Normalmente los partidos empiezan 0-0. Salvo cuando el Barça decide complicarse la vida desde el minuto uno, lo que ya es casi una seña de identidad. Como la posesión o la presión tras pérdida. Esta vez no hubo ni que esperar al tanteo inicial: error de Koundé, Cubarsí persiguiendo rivales con la agilidad de una señora mayor sacando dinero en el cajero, y autopista libre para el rival hacia el mano a mano. Gol danés. O algo así, porque llamar “daneses” a ese equipo es tener mucha fe en sus pasaportes: un croata, un peruano, un griego, un brasileño, un sueco, un tunecino, un islandés, un japonés… Y esa ONU con botas estaba en ese momento clasificada. Y el Barça, pese a que los resultados le acompañaban, miraba el TOP 8 desde fuera como el niño pobre ante el escaparate.
El gol no cambió el guion previsto. Dominio azulgrana, balón para arriba, balón para abajo y sensación de partido tonto, de esos en los que cualquier error te lo puede torcer más. Lamine pedía la pelota como si fuera suya —que casi lo es—, desbordaba, insistía… y se equivocaba. Un regate de más, un centro mal dado, la juventud explicada en 4K. Lewandowski, por su parte, entró en modo Viejowski y falló un uno contra uno que hace cinco años —cuando ya era veterano— era gol sin discusión. Eric García se sumó a la delantera fallona estrellando un balón en el larguero. Ocasiones había, fútbol no tanto. Y el Copenhague, sin hacer nada del otro mundo, seguía viviendo cómodamente de su regalo inicial.
El descanso llegó como llega siempre en estos casos. Con el Barça mandando y el aficionado culé mascando la incomodidad de saber que el partido no iba por donde debería. Pero la segunda parte empezó como tendría que haber empezado todo. Lamine, ahora sí, encaró con sentido, ganó línea de fondo y asistió a Robert. El gol llevaba un rato llamando a la puerta del polaco, aunque a veces ya no sepa muy bien dónde está. Empate. Y el sueño danés (o lo que fuera ese equipo) empezaba a evaporarse.
La enésima remontada flickeana se olía en el ambiente. Y el fútbol, caprichoso cuando quiere, decidió echar una mano. Disparo de Lamine sin demasiado futuro, rebote en la pierna de un rival y parábola imposible para el portero. Dos a uno. De la repesca al TOP 8. El Barça, sin jugar especialmente bien, ya estaba donde quería estar. Pero convenía no tentar más a la suerte, que bastante se había estirado la cuerda.

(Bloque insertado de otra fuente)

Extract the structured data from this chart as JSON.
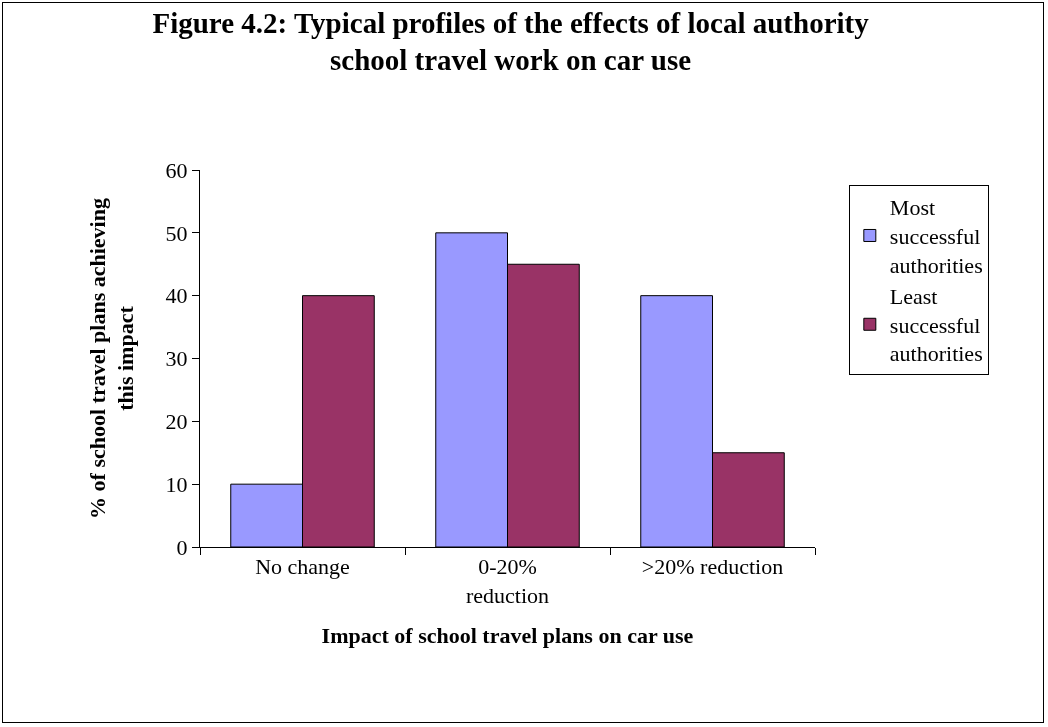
{
  "chart_data": {
    "type": "bar",
    "title": "Figure 4.2: Typical profiles of the effects of local authority\nschool travel work on car use",
    "xlabel": "Impact of school travel plans on car use",
    "ylabel": "% of school travel plans achieving\nthis impact",
    "categories": [
      "No change",
      "0-20%\nreduction",
      ">20% reduction"
    ],
    "series": [
      {
        "name": "Most successful authorities",
        "color": "#9999ff",
        "values": [
          10,
          50,
          40
        ]
      },
      {
        "name": "Least successful authorities",
        "color": "#993366",
        "values": [
          40,
          45,
          15
        ]
      }
    ],
    "ylim": [
      0,
      60
    ],
    "yticks": [
      0,
      10,
      20,
      30,
      40,
      50,
      60
    ],
    "grid": false,
    "legend": "right"
  }
}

El tercero llegó con polémica y memoria selectiva. Lewandowski falló otro remate sencillo —el viejazo— pero no sufrió amnesia y recordó en milésimas que un japonés le había rozado levemente. Caída aparatosa, penalti microscópico y Penaldo vintage. Rabhinha, solidario, evitó el sufrimiento colectivo de ver los pasitos ceremoniales de Robert camino al punto de penaldo y firmó el 3-1.
Con el partido ya en piloto automático, la grada empezó a jugar otro encuentro. El de la radio. Pendientes de si el Madrid se quedaba fuera del TOP 8. París, Napoles, Bilbao,… una combinación quinielística… En esas llegó el cuarto, cortesía de Trashford, de falta directa. Algo casi arqueológico en el Estadi: no se veía un gol así en Champions desde aquel 3-0 de Messi (arrodillaos ante D10S infieles) al Liverpool. Se celebró, claro, pero sin locura. La verdadera explosión llegó con las noticias desde Lisboa: el Sporting hacía su parte, el Bilbao decía adiós y el Madrid se caía del TOP 8.
Final feliz, resultado contundente y clasificación que evita playoff. Pero con la sensación, cada vez más instalada, de que este Barça vive permanentemente cuesta arriba porque le encanta empezar las carreras con una piedra en la zapatilla. Una noche para confirmar que, incluso cuando todo acaba bien, el camino siempre es innecesariamente largo.